Edible oil firm NCML Industries Ltd has become the first casualty in the primary market having been forced to withdraw its ongoing initial public offer (IPO) after poor response. The firm had previously extended the time period for the issue and also cut the price band to attract investors.
The firm had reserved bulk of the issue for retail investors but failed to woo them even as institutional and HNIs & corporate investors almost subscribed to their full portion as of the penultimate day.
The firm had opened its issue on December 29 to sell 6 million shares in the price band of Rs 100-120 a share, eyeing up to Rs 72 crore. It was to close the issue on January 2, 2015.
However, with the issue drawing almost zilch, it cut the price band to Rs 80-90 a share and extended the issue period by a week. The IPO, which could have fetched it up to Rs 54 crore, was scheduled to close on January 9.
However, the issue was covered just 45 per cent as of January 8, post which the firm decided to scrap the IPO.
Institutional investors’ portion was fully covered while HNI & corporate investors had bid for 91 per cent of the portion reserved for them. But retail investors portion was subscribed just 16 per cent or a sixth of their quota sinking the IPO.
NCML, which sells edible oil under brands like Maanik besides Moti and Shan, had come with an offer for sale issue from its promoters.
Corporate Strategic Allianz Limited was the book running lead manager to the issue.

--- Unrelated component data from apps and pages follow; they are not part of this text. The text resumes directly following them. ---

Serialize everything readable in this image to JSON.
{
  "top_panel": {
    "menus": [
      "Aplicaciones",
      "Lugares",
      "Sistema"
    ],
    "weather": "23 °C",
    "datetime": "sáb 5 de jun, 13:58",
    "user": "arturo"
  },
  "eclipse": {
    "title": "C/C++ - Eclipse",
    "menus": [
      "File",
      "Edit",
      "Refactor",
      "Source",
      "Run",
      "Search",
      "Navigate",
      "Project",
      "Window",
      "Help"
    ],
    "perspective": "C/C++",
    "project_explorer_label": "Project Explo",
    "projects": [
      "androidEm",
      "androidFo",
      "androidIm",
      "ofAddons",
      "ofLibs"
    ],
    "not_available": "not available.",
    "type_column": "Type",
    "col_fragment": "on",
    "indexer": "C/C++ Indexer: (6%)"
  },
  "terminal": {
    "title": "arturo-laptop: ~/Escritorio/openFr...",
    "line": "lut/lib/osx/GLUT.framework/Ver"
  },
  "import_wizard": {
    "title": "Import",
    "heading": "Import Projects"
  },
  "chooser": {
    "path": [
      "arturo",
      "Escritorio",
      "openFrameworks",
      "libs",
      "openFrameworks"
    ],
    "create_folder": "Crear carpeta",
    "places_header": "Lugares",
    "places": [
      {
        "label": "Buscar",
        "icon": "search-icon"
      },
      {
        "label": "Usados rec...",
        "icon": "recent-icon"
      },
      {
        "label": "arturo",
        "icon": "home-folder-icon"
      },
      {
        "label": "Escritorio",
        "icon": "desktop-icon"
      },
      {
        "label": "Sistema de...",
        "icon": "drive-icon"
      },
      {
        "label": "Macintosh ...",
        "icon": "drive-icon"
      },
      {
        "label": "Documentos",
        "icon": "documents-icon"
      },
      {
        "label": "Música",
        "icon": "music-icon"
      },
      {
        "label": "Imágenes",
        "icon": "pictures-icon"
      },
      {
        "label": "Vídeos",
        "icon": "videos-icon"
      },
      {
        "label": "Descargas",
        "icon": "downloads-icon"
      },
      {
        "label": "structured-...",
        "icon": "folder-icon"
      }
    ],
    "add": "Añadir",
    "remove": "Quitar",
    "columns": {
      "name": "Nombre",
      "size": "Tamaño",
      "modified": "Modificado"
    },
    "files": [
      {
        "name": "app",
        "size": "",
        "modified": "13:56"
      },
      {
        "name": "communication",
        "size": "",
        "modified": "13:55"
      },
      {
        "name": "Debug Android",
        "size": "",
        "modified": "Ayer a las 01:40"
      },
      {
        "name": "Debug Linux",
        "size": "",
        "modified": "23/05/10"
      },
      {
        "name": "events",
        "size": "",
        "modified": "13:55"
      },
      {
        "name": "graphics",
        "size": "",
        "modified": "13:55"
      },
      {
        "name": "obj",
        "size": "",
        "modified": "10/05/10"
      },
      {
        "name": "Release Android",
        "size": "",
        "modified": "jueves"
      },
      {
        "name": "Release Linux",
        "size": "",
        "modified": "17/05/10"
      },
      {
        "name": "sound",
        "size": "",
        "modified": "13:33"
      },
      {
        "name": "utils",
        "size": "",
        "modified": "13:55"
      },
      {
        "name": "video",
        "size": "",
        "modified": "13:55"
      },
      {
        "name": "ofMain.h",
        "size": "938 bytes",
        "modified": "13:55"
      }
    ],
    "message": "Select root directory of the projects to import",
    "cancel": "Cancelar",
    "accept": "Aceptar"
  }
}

This marks the first failed IPO after the primary market opened up with new government taking over. The new government in the centre had led to what analysts term the beginning of a new long term bull market and has buoyed the benchmark indices by almost a quarter.
NCML was also one of the few firms not backed by a PE firm to test the public market. Earlier, Shemaroo Entertainment, another non PE-backed firm, had managed to see through its issue comfortably.
The two previous issues of PE-backed firms Sharda CropChem and Snowman Logistics saw bumper IPOs and both were oversubscribed 59x at the end of their issues. Comparatively, the last successful IPO of Monte Carlo, another PE-backed firm, had seen tepid response even though it finally closed with almost 7x oversubscription.
Buoyant primary market is crucial for both PE firms looking at liquidity from their past investments as also for firms looking at new source of capital as lending rates remain high.
Several PE-backed firms are in the queue to float their shares in the public market.